+ 2021 CONOG – nonlinear galloping control in transportation lines

RESUME

The conductor vibrations on overhead power lines which are affected by low frequency modes (mostly between 0.2 -3.5Hz), are mostly caused by galloping (instability caused by non symmetric ice accretion). These vibrations are responsible for frequent electrical flashovers due to the reduction of conductor interphase spacing, and are also a significant cause of conductor fatigue. There are several passive control strategies for such systems, e.g. torsional dampers and interphase spacers (Diana et al, Review of Galloping Control Methods, Task Force on Galloping, 2000). Such systems are mainly tuned to a targeted modes (as tuned mass dampers) and they lose their efficiency elsewhere.

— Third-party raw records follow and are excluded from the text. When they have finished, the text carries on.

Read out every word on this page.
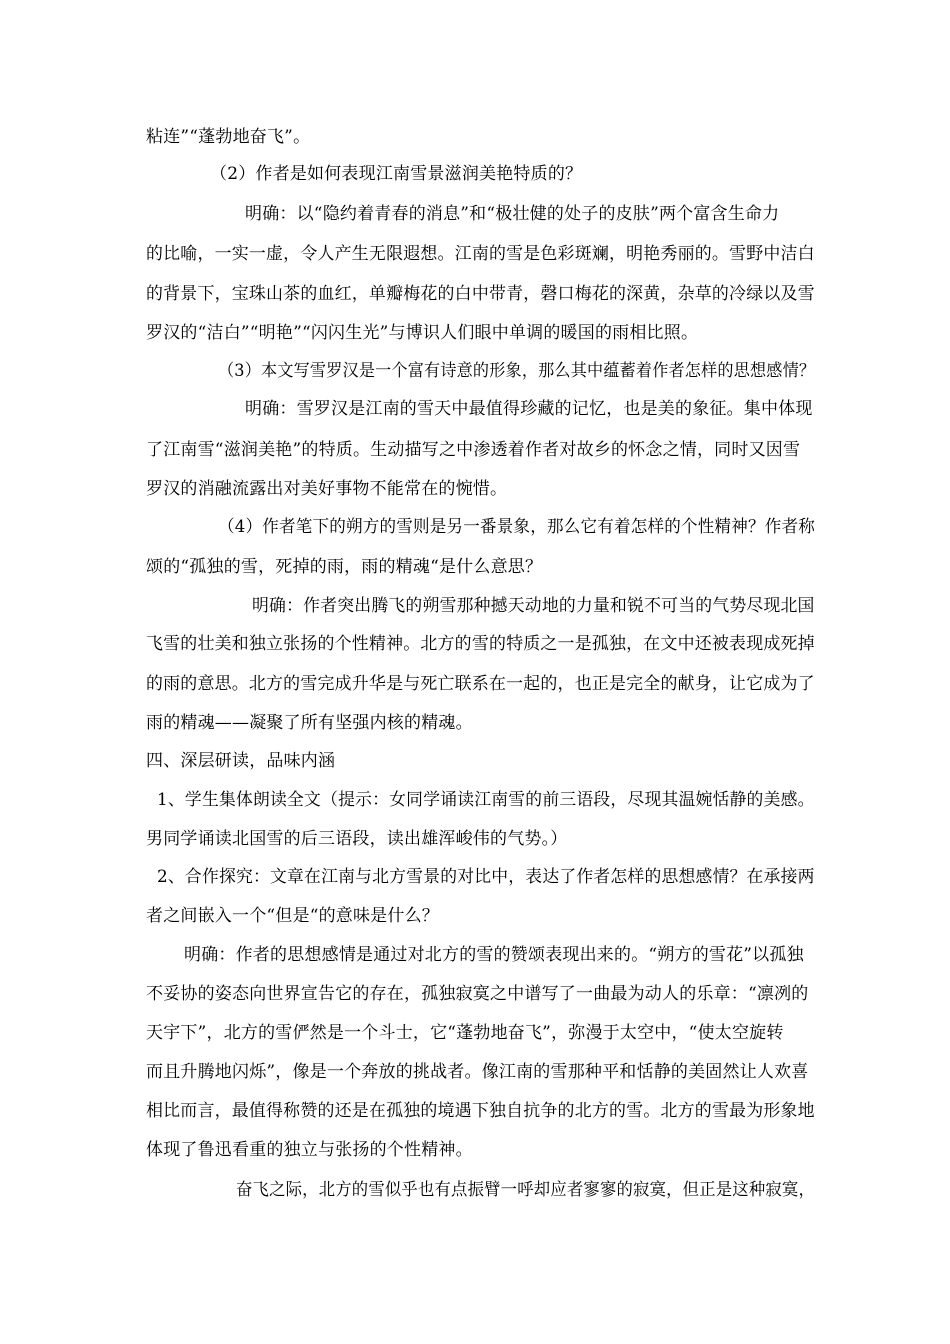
粘连”“蓬勃地奋飞”。
（2）作者是如何表现江南雪景滋润美艳特质的？
明确：以“隐约着青春的消息”和“极壮健的处子的皮肤”两个富含生命力
的比喻，一实一虚，令人产生无限遐想。江南的雪是色彩斑斓，明艳秀丽的。雪野中洁白
的背景下，宝珠山茶的血红，单瓣梅花的白中带青，磬口梅花的深黄，杂草的冷绿以及雪
罗汉的“洁白”“明艳”“闪闪生光”与博识人们眼中单调的暖国的雨相比照。
（3）本文写雪罗汉是一个富有诗意的形象，那么其中蕴蓄着作者怎样的思想感情？
明确：雪罗汉是江南的雪天中最值得珍藏的记忆，也是美的象征。集中体现
了江南雪“滋润美艳”的特质。生动描写之中渗透着作者对故乡的怀念之情，同时又因雪
罗汉的消融流露出对美好事物不能常在的惋惜。
（4）作者笔下的朔方的雪则是另一番景象，那么它有着怎样的个性精神？作者称
颂的“孤独的雪，死掉的雨，雨的精魂“是什么意思？
明确：作者突出腾飞的朔雪那种撼天动地的力量和锐不可当的气势尽现北国
飞雪的壮美和独立张扬的个性精神。北方的雪的特质之一是孤独，在文中还被表现成死掉
的雨的意思。北方的雪完成升华是与死亡联系在一起的，也正是完全的献身，让它成为了
雨的精魂——凝聚了所有坚强内核的精魂。
四、深层研读，品味内涵
1、学生集体朗读全文（提示：女同学诵读江南雪的前三语段，尽现其温婉恬静的美感。
男同学诵读北国雪的后三语段，读出雄浑峻伟的气势。）
2、合作探究：文章在江南与北方雪景的对比中，表达了作者怎样的思想感情？在承接两
者之间嵌入一个“但是“的意味是什么？
明确：作者的思想感情是通过对北方的雪的赞颂表现出来的。“朔方的雪花”以孤独
不妥协的姿态向世界宣告它的存在，孤独寂寞之中谱写了一曲最为动人的乐章：“凛冽的
天宇下”，北方的雪俨然是一个斗士，它“蓬勃地奋飞”，弥漫于太空中，“使太空旋转
而且升腾地闪烁”，像是一个奔放的挑战者。像江南的雪那种平和恬静的美固然让人欢喜
相比而言，最值得称赞的还是在孤独的境遇下独自抗争的北方的雪。北方的雪最为形象地
体现了鲁迅看重的独立与张扬的个性精神。
奋飞之际，北方的雪似乎也有点振臂一呼却应者寥寥的寂寞，但正是这种寂寞，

The project aims at using the nonlinear energy sink (NES) technology (Vakakis et al, Springer, 2009) for damping out low frequency vibrations on power lines caused by galloping. The NES does not modify linear frequencies of main systems, and its validity covers larger frequency ranges (with respect to corresponding linear absorbers).

To the knowledge of authors, the NES technology has not been implemented for such systems.

The objective is to prepare "design tools" for tuning parameters of the NES with tailored nonlinearity for one way energy triggering of vibrations induced by galloping and also (as a secondary goal) controlling higher frequency modes.

The project gathers three research teams which are complementary to each other:

- ENTPE/LTDS: different aspects of nonlinear dynamics, NES technology: modeling and identification.

- Univ Sherbrooke: overhead transmission lines, modeling of damping systems, dynamic experimental tests.

- Polytechnique Montréal: finite element modeling, cable dynamics.